John W. Vanderhoff, 74, scientist who helped create the first product manufactured in space. As former chief scientist of the National Aeronautics and Space Administration, Vanderhoff helped develop a chemical process that made tiny plastic spheres, each measuring about 2,500th of an inch. Nearly a billion of the mini-spheres were produced aboard the Challenger space shuttle in 1985. The spheres were sold to eight companies, one university and the Food and Drug Administration to be used as microscopic yardsticks. Vanderhoff had helped create the chemical process during his long tenure at Lehigh University. On Sept. 16 in Bethlehem, Pa.
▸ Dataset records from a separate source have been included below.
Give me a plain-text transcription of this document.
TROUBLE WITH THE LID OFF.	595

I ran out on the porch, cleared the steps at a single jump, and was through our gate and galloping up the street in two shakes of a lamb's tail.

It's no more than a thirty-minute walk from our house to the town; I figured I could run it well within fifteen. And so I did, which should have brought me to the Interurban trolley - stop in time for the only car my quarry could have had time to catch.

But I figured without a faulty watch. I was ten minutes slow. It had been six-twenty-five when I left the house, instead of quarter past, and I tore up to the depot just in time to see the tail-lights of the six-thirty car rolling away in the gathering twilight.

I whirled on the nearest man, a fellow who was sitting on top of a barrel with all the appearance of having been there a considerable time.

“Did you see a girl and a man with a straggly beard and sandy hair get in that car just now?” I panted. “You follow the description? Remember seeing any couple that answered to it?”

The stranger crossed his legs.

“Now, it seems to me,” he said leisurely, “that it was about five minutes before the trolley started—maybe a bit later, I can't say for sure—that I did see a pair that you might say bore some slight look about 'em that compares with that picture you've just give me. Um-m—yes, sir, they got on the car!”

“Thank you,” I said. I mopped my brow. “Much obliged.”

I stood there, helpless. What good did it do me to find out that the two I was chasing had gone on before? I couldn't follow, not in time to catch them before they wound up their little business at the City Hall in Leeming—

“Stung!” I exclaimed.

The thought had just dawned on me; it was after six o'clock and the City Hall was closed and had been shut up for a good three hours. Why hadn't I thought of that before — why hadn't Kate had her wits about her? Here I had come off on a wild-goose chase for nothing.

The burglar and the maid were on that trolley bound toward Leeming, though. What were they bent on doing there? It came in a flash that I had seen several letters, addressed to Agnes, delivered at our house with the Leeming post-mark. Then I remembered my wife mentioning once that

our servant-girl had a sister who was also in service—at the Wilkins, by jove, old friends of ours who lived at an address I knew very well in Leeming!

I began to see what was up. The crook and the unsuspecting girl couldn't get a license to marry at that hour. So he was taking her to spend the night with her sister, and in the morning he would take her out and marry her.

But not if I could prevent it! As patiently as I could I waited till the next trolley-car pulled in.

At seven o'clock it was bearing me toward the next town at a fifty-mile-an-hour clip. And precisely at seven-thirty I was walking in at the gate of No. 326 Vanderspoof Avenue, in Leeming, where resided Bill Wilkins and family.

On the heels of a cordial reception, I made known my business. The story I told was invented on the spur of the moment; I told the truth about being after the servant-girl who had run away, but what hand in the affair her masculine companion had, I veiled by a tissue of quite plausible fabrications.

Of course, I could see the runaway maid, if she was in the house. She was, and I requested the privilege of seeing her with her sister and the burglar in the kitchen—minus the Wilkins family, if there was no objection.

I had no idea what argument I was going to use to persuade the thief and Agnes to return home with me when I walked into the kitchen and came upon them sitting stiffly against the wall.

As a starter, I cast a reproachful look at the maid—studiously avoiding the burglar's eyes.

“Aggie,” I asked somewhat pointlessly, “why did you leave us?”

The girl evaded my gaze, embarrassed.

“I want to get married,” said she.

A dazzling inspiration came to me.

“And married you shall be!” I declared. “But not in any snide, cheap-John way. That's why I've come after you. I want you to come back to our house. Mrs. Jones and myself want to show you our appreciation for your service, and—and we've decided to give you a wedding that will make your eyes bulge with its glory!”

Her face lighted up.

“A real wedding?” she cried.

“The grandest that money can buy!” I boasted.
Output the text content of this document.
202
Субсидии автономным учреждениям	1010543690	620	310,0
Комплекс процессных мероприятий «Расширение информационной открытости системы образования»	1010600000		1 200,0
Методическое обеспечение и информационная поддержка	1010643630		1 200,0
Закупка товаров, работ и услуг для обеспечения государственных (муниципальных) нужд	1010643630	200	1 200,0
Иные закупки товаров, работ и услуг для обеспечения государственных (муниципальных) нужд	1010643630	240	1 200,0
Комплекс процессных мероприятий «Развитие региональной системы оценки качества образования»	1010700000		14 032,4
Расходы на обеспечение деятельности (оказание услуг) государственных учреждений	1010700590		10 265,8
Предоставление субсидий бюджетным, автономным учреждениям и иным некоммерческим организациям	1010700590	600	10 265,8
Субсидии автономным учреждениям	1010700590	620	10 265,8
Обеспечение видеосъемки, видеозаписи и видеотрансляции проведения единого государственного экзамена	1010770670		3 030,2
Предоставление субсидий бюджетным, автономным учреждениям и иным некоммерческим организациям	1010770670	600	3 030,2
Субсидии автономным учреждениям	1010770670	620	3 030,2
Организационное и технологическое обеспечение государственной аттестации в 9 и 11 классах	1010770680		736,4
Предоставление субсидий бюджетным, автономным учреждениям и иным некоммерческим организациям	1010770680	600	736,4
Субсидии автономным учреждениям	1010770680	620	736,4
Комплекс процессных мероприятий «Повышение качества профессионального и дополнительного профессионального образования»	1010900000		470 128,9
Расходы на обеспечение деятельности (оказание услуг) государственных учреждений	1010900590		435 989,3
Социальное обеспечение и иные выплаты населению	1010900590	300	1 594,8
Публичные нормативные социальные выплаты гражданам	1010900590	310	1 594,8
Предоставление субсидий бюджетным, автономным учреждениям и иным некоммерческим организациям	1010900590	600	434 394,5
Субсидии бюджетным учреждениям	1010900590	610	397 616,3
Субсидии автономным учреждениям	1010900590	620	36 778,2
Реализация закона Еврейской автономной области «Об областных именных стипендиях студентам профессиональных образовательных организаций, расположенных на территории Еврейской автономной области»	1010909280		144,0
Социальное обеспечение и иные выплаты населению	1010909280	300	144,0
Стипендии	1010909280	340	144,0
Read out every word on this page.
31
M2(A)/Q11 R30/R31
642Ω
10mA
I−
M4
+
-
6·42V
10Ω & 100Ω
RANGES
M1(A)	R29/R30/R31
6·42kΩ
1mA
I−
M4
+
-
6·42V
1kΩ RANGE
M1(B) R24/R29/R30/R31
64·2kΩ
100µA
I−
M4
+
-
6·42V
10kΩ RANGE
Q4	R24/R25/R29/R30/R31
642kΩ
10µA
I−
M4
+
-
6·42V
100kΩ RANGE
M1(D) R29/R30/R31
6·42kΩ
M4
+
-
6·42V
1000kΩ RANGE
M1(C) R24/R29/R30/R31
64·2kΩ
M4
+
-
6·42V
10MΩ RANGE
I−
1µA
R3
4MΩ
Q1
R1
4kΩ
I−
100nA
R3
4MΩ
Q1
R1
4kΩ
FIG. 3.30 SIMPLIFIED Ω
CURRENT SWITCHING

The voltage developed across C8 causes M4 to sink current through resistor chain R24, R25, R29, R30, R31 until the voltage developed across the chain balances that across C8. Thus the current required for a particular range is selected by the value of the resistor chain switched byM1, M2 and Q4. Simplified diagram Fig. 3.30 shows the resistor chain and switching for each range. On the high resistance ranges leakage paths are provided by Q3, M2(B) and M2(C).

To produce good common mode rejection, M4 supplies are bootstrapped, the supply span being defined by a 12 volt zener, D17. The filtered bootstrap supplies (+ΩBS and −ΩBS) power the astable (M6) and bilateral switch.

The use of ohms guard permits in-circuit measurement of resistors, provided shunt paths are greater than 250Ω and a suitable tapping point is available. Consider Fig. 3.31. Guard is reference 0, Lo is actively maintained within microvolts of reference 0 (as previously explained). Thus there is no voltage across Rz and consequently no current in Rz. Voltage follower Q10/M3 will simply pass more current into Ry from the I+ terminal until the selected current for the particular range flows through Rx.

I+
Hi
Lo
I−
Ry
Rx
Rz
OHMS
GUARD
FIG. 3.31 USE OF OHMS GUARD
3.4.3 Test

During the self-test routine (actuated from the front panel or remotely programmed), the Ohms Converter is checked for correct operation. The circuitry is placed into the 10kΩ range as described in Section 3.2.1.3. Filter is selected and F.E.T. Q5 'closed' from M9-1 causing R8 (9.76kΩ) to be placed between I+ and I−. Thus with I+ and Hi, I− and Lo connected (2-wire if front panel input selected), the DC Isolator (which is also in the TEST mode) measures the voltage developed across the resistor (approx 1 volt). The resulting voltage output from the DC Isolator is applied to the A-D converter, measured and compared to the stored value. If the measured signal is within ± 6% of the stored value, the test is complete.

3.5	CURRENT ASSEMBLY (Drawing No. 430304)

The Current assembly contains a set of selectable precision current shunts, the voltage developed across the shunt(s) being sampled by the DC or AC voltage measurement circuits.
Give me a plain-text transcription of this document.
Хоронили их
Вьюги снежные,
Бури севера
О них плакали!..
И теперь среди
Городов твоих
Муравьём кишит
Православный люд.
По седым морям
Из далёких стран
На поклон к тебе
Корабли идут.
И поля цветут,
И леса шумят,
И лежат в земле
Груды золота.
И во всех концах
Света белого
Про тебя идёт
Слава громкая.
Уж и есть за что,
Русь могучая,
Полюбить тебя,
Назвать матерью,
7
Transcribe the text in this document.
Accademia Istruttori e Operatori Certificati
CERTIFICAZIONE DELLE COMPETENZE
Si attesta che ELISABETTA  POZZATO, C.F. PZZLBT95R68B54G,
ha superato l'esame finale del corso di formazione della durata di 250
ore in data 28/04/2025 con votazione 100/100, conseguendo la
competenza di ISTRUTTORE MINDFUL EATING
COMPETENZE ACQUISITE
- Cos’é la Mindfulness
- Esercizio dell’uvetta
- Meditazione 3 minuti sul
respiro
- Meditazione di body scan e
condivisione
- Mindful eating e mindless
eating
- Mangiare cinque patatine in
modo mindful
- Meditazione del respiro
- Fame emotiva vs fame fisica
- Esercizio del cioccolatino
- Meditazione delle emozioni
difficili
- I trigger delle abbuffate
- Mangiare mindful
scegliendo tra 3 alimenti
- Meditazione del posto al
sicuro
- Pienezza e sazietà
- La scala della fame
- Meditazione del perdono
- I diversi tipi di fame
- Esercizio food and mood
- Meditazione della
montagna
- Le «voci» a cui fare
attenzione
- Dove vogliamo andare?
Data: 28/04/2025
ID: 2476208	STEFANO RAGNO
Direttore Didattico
* Bertha Woodward; Civil Rights Activist

Bertha Woodward, 83, black Reno activist who helped lift a ban on minorities in Nevada casinos. Woodward was a nurse by profession, but she dedicated her life to organizing sit-ins and picket lines to protest racism. She petitioned the Reno City Council in 1959 to lift a ban on minorities in casinos and mounted an effort to remove signs from Reno stores that read, “No Indians, Negroes or Dogs.” She organized picket lines in front of the Overland Hotel and Harold’s Club in Reno, pushing for equal access for blacks who were not permitted as customers at most downtown establishments. Dubbed the matriarch of the Reno NAACP, Woodward attended Gov. Grant Sawyer’s signing of Nevada’s first civil rights bill in 1961. On Sept. 16 in Reno.